In English, it means the bad place.
In German, it means light, bright, clear or pale.
Hellblau is light blue. Ein heller Morgen… a bright morning…
Mir wird mein helles Haar zur Last –Rilke (my pale hair becomes a burden to me)
In English hell is the bad place and in German hell is light. Hölle is the German word for the bad place.
Who lives in hell? Satan, the devil, also known as Lucifer.
Isaiah 14:12 – “How art thou fallen from heaven, O Lucifer, son of the morning!” (and what is also associated with morning?!? – Lightness, brightness)
2 Corinthians 11:14 – “… for Satan himself is transformed into an angel of light.”
So we have
Hell = Light
Hölle = Hell
Draw your own conclusions
Due to whatever reasons (that I do not wish to go into), English is the dominant language of communication within the arts in Europe. Maybe this is only true for dance and performance. I have more exposure to that world than the worlds of painting, sculpture, etc. (I do not want to say visual art as dance, too, is a visual art).
The English used in the dance art world is slowly evolving to become another dialect. It is neither the bastard English of the United States or the proper Queen’s English of the United Kingdom. It is becoming its own thing developed by the collective use of non-native speakers and ex-pats.
I became aware, or perhaps more aware, of European English after seeing a performance at HAU 3 in Berlin this past May. The piece was Pulling Strings by Eva Meyer-Keller. It is quite an intricate piece, a feat of organization. Quotidian objects are raised, lowered, and activated, sometimes to comical effects. My favorite moment was the spinning push-broom. But I digress.
What caught my mind(eye) was the title – Pulling Strings. Yes, that is literally what she and her collaborator did. They pulled strings to activate the objects. But the phrase pulling strings has a nefarious, manipulative aspect to it. The phrase conjures up back room political machinations. I did not see how the piece connected to such an idea. The description on her website gave no indication that the piece was related to the manipulative meaning of the phrase. As far as I could tell, Keller was not dealing with that meaning of the phrase, just the literal one.
The use of the phrase pulling strings, in a way, has become pure meaning, a literal phrase. Does this mean, then, that people who do know that meaning or use of the phrase are saddled with extra context, context or meaning that has nothing to do with the piece?
Another student, who is French, in the SODA program did a piece in which she used several phrases with the word white and several kinds of animals – white rabbit, white horse. I can’t think of other ones at the moment. She was unaware of the white rabbit of Alice in Wonderland or in the Jefferson Airplane song(also the same rabbit), White Rabbit. Whenever I hear the phrase white horse I think of that great song by Laid Back, White Horse.

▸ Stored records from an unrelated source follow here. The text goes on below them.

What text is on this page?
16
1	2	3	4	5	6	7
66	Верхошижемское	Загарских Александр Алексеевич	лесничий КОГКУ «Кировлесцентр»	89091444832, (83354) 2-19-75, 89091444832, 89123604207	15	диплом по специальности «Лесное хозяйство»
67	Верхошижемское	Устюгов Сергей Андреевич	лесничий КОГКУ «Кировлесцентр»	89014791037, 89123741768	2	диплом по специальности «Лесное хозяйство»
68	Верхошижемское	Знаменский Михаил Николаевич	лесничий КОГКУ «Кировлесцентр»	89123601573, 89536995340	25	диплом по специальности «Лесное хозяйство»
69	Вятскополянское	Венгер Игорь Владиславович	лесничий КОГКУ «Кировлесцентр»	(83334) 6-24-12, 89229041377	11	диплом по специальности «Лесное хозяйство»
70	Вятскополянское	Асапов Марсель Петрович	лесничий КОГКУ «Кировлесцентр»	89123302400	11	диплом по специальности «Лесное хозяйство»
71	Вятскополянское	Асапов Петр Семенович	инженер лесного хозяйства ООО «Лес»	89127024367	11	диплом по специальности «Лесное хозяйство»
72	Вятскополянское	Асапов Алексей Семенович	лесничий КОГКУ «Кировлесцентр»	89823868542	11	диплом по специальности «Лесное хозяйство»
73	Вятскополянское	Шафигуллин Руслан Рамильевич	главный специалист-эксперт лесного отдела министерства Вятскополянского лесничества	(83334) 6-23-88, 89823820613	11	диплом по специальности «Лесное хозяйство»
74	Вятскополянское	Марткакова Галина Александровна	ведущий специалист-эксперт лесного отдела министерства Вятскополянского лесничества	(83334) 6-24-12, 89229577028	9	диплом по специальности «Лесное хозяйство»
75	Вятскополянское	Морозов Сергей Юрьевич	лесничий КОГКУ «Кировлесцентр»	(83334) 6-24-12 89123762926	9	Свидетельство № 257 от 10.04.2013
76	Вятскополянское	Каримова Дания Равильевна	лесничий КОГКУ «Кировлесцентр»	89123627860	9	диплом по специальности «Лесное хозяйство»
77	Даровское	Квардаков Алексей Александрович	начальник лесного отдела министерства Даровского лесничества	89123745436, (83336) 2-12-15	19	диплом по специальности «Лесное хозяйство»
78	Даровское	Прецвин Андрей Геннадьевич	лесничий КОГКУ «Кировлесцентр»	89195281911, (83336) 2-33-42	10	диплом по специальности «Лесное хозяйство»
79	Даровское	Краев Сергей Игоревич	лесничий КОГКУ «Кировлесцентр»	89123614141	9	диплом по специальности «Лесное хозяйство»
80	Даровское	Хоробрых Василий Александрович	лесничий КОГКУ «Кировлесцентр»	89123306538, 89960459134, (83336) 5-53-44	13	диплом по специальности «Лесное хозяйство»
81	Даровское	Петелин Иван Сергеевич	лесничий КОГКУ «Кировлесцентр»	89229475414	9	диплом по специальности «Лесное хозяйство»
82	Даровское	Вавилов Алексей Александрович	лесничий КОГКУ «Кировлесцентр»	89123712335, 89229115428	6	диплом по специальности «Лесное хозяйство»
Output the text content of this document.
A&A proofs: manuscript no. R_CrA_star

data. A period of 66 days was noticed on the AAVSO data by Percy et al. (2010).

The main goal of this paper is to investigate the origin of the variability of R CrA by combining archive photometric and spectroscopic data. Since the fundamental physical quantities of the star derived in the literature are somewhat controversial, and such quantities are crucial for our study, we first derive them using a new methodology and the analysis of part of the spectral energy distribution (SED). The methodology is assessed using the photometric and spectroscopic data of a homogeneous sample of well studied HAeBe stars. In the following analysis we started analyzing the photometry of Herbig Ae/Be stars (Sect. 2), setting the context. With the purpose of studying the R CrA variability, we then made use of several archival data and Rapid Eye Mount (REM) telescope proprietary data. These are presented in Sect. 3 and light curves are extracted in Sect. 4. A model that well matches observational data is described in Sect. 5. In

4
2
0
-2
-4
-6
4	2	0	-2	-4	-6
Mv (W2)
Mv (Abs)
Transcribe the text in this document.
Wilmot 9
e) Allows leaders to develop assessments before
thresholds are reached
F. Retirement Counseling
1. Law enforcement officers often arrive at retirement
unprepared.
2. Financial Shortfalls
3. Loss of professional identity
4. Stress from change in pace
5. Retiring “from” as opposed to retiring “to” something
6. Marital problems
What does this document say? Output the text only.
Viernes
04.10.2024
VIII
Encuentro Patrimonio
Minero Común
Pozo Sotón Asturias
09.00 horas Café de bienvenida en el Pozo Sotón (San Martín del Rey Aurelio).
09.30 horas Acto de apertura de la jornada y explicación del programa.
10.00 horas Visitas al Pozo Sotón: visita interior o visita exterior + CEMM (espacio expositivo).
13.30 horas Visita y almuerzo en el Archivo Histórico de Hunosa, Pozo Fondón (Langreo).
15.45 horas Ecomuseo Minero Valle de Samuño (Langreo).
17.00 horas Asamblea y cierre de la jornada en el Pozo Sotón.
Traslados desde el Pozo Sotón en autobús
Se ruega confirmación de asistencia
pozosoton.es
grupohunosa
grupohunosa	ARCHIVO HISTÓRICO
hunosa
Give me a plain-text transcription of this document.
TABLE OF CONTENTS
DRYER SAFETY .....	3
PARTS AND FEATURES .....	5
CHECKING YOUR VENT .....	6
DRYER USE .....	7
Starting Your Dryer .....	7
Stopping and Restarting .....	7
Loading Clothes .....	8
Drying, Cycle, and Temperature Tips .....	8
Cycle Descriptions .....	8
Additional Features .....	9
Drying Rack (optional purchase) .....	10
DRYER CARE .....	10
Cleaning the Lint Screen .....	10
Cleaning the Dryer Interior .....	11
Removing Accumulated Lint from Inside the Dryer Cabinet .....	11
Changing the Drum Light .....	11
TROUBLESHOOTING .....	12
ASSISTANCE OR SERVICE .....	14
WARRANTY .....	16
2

They’re Danish, by the way.
My larger question is when a language is used by a non-native speaker how aware of the idioms and cultural context of that language should s/he be? Can the artist ignore all that and use the language as a context-free tool for expression? I would think that in a scene that is obsessed with context and dramaturgy, artists would have a greater concern for the use of language.
Or has all context been removed from English in continental Europe?